CircuitBuildTimeout defaults to 60secs but sbws configures it to 10, and we don't let tor to learn about circuit timeout
I attempted to manually build the same circuits that failed to be built in the log with CA94704217260E7483DA88719CACD7A94C564D5C, and they failed. They also failed incrementing the timeout to 60, or not using timeout arg in
new_circuit, in which case tor will return TIMEOUT or DESTROYED.
Then i attempted to build the circuit using CA94704217260E7483DA88719CACD7A94C564D5C as an exit, and it succeed.
The reason why CA94704217260E7483DA88719CACD7A94C564D5C is being used as entry, it's because it can not exit to ALL public IPs.
We added that in #40006 (closed) because there were relays that had a policy that rejected to exit to the IP that our Web server has.

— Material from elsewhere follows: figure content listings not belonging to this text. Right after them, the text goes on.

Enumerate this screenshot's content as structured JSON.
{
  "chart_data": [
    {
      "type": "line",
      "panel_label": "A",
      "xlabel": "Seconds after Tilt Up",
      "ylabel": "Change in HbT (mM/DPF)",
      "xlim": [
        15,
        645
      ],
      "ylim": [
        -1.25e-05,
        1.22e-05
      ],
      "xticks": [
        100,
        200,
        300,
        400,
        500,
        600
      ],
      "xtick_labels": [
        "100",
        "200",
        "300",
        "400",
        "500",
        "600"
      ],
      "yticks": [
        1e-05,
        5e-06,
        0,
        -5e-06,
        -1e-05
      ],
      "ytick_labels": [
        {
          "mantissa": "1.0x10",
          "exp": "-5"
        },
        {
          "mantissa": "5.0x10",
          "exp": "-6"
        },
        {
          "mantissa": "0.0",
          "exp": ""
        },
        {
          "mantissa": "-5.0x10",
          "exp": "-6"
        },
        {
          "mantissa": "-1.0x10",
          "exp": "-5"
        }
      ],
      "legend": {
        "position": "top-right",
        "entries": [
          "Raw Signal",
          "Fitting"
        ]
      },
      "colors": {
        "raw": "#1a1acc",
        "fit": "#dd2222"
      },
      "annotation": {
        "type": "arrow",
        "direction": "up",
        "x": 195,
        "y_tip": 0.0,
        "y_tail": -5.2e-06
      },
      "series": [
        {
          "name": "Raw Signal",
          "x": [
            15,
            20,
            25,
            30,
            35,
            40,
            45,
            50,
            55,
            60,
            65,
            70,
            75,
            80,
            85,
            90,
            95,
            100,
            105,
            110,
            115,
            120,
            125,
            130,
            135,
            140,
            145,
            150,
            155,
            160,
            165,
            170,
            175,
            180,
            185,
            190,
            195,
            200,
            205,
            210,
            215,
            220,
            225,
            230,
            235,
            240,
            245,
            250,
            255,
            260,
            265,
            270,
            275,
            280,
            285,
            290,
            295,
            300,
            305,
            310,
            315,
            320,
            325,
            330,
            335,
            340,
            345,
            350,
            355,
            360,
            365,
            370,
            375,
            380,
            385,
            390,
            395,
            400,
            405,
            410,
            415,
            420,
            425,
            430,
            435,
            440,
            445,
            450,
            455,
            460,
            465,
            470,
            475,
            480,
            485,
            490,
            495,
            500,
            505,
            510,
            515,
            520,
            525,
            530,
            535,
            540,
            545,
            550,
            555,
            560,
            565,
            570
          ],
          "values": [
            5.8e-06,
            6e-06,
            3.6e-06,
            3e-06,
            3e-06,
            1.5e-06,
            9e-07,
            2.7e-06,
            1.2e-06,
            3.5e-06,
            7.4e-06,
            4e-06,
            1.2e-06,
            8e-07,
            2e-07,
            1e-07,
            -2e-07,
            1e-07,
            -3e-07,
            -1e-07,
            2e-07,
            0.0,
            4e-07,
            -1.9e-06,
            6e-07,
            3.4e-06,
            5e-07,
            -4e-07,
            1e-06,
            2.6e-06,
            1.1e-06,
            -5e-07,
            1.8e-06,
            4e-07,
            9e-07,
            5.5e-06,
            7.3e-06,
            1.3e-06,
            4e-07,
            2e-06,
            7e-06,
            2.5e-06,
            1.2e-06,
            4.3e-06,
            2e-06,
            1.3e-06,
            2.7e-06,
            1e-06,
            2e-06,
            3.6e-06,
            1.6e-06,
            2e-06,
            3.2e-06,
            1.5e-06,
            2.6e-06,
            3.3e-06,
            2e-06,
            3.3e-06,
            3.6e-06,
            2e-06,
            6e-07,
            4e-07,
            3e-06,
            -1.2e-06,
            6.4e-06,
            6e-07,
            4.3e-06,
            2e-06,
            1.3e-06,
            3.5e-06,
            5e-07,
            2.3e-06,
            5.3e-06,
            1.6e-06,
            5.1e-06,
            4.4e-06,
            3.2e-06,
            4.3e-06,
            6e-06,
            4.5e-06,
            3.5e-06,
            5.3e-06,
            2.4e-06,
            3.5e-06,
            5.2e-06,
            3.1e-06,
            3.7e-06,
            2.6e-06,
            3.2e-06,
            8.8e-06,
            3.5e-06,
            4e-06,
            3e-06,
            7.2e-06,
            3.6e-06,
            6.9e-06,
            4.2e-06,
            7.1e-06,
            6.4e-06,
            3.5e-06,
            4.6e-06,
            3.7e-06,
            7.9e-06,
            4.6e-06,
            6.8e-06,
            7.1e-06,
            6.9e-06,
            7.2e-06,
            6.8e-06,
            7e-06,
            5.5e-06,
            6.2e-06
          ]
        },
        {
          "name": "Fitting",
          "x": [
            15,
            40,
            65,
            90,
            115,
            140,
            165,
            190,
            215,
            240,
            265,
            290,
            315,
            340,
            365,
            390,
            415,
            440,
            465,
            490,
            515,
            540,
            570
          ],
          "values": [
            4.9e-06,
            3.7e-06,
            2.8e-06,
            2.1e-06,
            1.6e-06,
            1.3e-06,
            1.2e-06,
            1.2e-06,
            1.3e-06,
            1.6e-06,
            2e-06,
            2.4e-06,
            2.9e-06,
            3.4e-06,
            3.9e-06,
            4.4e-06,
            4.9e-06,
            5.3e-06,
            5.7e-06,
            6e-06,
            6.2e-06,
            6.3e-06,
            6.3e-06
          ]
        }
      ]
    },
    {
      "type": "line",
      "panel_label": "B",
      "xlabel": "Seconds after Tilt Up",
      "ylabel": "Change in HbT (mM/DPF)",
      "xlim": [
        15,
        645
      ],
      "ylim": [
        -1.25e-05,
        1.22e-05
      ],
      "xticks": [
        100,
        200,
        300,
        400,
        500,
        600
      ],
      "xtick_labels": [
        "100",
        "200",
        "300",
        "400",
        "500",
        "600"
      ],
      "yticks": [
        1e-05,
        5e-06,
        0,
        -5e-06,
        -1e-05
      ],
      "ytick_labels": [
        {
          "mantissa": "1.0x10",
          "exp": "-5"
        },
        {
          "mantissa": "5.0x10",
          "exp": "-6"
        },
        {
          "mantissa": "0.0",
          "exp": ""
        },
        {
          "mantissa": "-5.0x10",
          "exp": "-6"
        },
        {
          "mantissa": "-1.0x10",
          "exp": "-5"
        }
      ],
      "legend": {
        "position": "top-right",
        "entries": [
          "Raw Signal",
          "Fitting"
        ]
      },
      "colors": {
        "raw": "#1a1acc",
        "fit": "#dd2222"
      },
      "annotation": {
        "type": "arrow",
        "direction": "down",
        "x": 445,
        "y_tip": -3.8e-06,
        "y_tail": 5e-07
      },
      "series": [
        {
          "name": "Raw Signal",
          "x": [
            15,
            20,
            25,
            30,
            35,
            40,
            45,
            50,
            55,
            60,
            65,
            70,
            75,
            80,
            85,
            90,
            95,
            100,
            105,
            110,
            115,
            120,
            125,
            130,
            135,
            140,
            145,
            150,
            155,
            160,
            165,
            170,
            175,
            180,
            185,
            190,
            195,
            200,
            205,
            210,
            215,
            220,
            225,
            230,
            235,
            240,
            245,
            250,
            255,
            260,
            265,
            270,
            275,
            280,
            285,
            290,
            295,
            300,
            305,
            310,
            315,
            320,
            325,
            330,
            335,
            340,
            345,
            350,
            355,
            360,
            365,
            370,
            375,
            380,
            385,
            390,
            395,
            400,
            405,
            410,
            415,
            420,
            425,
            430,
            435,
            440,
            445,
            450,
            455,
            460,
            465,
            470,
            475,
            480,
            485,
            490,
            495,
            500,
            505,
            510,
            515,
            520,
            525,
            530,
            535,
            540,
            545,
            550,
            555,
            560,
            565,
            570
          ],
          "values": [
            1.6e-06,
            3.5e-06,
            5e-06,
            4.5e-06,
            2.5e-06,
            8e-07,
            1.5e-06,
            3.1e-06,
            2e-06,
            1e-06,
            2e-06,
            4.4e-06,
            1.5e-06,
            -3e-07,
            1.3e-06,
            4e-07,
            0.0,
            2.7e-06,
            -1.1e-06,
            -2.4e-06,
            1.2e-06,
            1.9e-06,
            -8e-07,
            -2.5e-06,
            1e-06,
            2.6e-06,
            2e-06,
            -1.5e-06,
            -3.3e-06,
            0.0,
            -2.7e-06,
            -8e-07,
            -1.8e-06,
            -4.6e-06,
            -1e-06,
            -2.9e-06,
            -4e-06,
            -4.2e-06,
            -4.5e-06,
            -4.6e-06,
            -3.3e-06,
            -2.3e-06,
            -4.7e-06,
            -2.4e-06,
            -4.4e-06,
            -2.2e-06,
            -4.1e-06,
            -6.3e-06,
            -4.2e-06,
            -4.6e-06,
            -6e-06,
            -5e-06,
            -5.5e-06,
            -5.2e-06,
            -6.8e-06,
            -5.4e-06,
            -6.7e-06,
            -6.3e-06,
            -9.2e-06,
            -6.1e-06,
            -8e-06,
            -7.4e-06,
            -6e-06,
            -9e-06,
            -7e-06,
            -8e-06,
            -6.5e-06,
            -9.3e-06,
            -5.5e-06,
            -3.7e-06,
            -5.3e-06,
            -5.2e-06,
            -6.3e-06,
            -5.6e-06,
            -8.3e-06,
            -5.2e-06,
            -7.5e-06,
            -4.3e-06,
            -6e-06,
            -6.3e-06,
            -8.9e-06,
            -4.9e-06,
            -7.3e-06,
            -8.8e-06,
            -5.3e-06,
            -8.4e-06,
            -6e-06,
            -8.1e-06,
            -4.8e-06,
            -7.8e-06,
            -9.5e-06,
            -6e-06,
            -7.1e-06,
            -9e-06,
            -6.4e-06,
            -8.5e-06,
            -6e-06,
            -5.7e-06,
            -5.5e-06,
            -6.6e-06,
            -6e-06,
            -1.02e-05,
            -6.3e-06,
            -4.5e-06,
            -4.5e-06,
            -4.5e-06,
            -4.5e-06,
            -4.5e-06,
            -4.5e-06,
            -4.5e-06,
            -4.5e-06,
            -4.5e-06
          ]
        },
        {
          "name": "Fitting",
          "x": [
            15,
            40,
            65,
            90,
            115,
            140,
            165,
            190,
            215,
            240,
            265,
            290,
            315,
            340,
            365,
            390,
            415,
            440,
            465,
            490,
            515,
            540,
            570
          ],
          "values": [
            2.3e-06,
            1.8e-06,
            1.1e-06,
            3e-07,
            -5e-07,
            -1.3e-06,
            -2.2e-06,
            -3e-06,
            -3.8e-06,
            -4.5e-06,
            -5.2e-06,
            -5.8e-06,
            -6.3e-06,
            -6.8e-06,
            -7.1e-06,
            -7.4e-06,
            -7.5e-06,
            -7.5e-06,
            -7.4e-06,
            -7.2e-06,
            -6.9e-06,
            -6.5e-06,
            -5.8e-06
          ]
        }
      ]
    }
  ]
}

I checked that with the current code and consensus, there're 131 exits that would be measured as first hop because of the patch added in #40006 (closed) (
.exit_policy.strip_private().can_exit_to(port=443, strict=True)]). 0 if we'd remove
From the 131, if we check ipv6, it would only be 63.
We don't know yet why this relay fails to build circuits as an entry. We could try to build circuits with those 131 exits as 1st hop and see which ones fail.
I'm also curious to see whether most of those exits are in the ~150 relays list @gk found that are not being measured by longclaw.
A simple patch we can try, is to try to measure an exit that fails to be measured, in a different position.
Torflow seems to check exit policies too. Looking at the logs of torflow running for 1 day, it measured CA94704217260E7483DA88719CACD7A94C564D5C only as an exit. I don't know if it would be measured as entry at some point.